Holding these views it is unnecessary for me to go into the other grounds of appeal. The Judgment of the Stipendiary Magistrate appealed from is quashed and I remit the case to him to have these contracts recalled and renewed in conformity with the Regulations or cancelled, according to the wish of the Master and men. I am disposed to give costs against the respondent, but I must see a bill both for the costs before the Stipendiary Magistrate and in this Court before fixing the amount to be granted.

SUPREME COURT.

In this case, the Court, using its discretionary power, allowed the creditors and official Assignees of an insolvent estate to enter, on behalf of the creditors, on action for fraud, against the Insolvent and his son, without giving previous security for payment of costs.

Before

His Honor Sir C. FARQUHAR SHAND, KT., Chief Judge and

His Honor Mr. JUSTICE BESTEL, First Puisne Judge.

EDWARDS & ANOR, -Plaintiffs.

versus

FABRE & ANOR,-Defendants.

E. PELLEREAU,-Of Counsel for Plaintiffs. C. RODESSE,-Attorney for same.

P. L. CHASTELLIER,-Of Counsel for DefenF. VICTOR,-Attorney for same. dants.

7th October 1874.

This was a motion made by the defendant Hippolyte Fabre that before being allowed to go on with the suit which they had raised against him and his father Arthur Fabre, the plaintiffs Edwards and Herchenroder, the creditors' and official assignees in the father's insolvency, should be ordered to find security for costs. The facts were the following.

Arthur Fabre the father had obtained a decree of discharge in a Cessio Bonorum on 17th August 1865, subject to the usual assignment of all his estate and effects to his creditors and this assignment he had executed, on 20th July of the same year.

In his balance sheet he admitted debts as due by him to his creditors of $252,432. No part of this sum has been paid.
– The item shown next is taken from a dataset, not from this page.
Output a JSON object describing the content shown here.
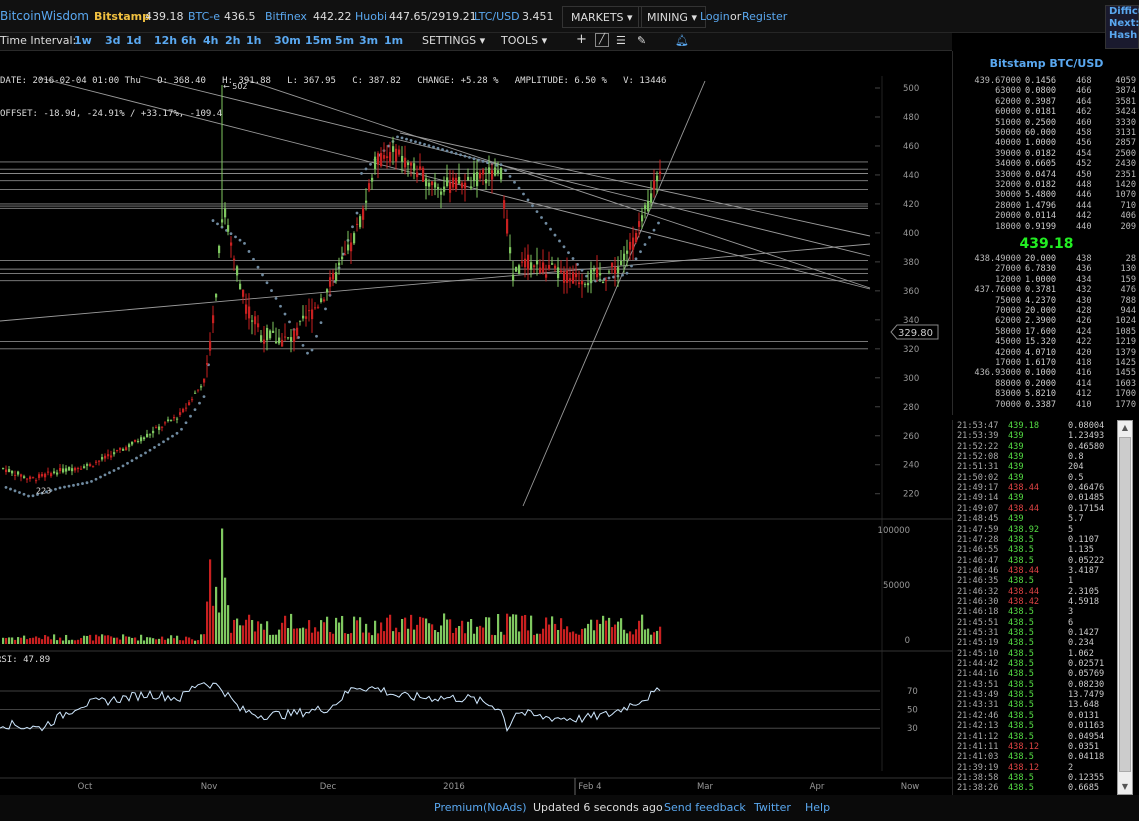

The present suit was raised in September of this year, by the assignees of his Insolvency. The declaration set forth that the Estate "Beau Vallon" which formerly belonged to the said Fabre senior and another party was sold by levy against them, on the 11th May 1865, and purchased by a mercantile firm in Port Louis.
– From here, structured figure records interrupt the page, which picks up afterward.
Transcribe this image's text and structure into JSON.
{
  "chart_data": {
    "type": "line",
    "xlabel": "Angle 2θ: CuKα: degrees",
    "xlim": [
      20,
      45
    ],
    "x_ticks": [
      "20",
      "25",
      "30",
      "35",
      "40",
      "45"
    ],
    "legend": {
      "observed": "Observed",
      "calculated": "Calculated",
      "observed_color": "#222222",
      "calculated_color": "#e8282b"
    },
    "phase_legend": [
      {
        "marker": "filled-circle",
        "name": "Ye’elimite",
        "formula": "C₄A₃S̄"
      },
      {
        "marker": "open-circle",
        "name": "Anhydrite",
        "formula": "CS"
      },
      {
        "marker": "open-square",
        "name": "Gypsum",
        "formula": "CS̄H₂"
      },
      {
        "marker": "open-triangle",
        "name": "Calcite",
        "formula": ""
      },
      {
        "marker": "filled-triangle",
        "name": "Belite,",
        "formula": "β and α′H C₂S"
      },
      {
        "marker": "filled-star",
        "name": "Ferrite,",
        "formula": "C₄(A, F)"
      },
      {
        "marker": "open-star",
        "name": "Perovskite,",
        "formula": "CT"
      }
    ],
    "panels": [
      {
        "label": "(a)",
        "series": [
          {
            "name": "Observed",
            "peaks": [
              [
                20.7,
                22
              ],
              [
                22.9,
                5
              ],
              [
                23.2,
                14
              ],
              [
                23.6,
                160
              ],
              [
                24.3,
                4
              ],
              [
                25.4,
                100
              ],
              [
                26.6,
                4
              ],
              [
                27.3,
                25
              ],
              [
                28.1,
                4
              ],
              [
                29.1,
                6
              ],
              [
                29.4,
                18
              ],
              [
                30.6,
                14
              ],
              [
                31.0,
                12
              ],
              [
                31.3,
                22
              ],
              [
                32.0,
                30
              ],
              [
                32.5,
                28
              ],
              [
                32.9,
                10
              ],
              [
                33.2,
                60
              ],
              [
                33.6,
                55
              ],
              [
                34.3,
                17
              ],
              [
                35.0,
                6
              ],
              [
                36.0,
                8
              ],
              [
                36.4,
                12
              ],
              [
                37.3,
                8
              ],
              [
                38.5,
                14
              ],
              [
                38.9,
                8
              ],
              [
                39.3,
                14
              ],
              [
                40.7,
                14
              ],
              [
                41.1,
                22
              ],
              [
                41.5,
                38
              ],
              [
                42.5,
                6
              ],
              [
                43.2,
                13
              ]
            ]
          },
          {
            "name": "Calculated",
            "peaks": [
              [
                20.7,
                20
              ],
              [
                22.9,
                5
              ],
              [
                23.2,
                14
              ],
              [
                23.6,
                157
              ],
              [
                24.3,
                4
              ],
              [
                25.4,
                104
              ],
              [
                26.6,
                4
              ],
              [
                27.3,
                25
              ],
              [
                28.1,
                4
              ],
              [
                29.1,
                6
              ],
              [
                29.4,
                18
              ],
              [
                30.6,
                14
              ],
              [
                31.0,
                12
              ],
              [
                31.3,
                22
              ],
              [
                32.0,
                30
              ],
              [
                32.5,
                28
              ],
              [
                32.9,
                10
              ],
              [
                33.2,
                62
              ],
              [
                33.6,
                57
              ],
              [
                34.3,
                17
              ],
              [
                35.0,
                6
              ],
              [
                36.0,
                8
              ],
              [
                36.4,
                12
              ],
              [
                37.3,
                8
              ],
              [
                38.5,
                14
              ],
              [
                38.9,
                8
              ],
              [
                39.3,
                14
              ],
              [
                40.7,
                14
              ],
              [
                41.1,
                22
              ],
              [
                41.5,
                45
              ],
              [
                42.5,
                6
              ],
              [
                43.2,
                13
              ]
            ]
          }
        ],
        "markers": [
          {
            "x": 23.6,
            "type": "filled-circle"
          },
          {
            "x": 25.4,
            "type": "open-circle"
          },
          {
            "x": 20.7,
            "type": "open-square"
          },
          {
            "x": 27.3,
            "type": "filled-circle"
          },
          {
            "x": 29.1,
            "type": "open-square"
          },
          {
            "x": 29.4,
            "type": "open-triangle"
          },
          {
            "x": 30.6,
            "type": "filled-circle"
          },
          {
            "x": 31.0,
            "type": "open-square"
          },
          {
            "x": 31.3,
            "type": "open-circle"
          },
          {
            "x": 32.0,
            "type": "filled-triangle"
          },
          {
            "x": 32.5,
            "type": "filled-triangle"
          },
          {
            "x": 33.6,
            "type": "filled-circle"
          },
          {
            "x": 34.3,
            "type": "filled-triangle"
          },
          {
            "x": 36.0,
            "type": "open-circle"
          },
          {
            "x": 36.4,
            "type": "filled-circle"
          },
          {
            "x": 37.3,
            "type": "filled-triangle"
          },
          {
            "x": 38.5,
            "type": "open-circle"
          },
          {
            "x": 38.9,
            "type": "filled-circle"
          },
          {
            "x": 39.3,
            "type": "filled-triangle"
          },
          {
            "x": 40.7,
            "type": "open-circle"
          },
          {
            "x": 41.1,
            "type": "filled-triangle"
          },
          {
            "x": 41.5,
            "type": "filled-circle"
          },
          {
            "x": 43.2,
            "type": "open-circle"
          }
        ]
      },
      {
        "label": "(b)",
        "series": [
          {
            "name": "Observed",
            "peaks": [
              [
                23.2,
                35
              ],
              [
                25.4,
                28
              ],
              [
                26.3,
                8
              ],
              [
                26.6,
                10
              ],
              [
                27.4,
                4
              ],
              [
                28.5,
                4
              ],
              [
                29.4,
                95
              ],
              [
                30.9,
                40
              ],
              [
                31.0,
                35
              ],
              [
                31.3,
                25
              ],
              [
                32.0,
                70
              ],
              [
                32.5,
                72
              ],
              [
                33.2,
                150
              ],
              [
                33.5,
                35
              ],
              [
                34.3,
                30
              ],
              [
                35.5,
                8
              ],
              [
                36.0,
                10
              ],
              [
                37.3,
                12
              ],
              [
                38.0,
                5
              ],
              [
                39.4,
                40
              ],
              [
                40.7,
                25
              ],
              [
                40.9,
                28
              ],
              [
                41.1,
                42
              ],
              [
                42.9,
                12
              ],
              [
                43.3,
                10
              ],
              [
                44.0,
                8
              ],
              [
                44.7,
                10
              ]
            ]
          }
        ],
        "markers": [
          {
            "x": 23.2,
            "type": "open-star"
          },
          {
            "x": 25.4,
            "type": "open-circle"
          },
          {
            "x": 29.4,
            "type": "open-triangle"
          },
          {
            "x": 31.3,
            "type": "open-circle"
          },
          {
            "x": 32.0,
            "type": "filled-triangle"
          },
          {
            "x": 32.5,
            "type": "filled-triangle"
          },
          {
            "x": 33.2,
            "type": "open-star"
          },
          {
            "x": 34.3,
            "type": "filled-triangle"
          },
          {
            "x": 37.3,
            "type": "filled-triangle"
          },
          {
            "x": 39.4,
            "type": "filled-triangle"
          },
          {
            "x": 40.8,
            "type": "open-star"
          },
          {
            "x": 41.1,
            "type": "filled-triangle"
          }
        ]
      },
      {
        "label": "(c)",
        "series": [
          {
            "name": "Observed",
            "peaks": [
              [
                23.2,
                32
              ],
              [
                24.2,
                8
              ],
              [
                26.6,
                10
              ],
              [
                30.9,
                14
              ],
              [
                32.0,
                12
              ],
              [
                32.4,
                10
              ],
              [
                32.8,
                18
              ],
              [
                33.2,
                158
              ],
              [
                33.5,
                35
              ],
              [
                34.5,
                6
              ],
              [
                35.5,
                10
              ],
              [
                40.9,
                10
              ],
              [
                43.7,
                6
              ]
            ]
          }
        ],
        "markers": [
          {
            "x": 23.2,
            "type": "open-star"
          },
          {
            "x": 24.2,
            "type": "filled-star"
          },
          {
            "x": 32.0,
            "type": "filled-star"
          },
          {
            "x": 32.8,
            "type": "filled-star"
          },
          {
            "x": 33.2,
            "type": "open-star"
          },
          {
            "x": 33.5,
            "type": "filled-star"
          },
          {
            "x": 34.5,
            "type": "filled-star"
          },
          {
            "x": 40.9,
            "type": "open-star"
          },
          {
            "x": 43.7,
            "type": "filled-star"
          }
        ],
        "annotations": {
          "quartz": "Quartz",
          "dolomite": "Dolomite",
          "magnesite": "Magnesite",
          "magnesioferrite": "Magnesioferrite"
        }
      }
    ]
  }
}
That by working the said Estate a large portion of the mortgages have been paid off, and that the Estate itself, with several additional plots of ground forming altogether 1019 acres or thereabouts, was transferred by the said purchasers, on 12th February 1872 to the defendant Hippolyte Fabre, the son of the said Insolvent Arthur Fabre, for the sum of $175,000 with interest at 9 oo. That the said defendant is a mere "prête-nom" for his partner the other defendant, and that the transfer and keeping of the Estate in the name of the son Hippolyte Fabre was a fraud connected by both defendants, with a view to avoid payment to the creditors of Arthur Fabre of their just debts. The assignees therefore concluded their Declaration by asking the Court to declare that the said Estate is the exclusive property of Arthur Fabre with costs against the defendants.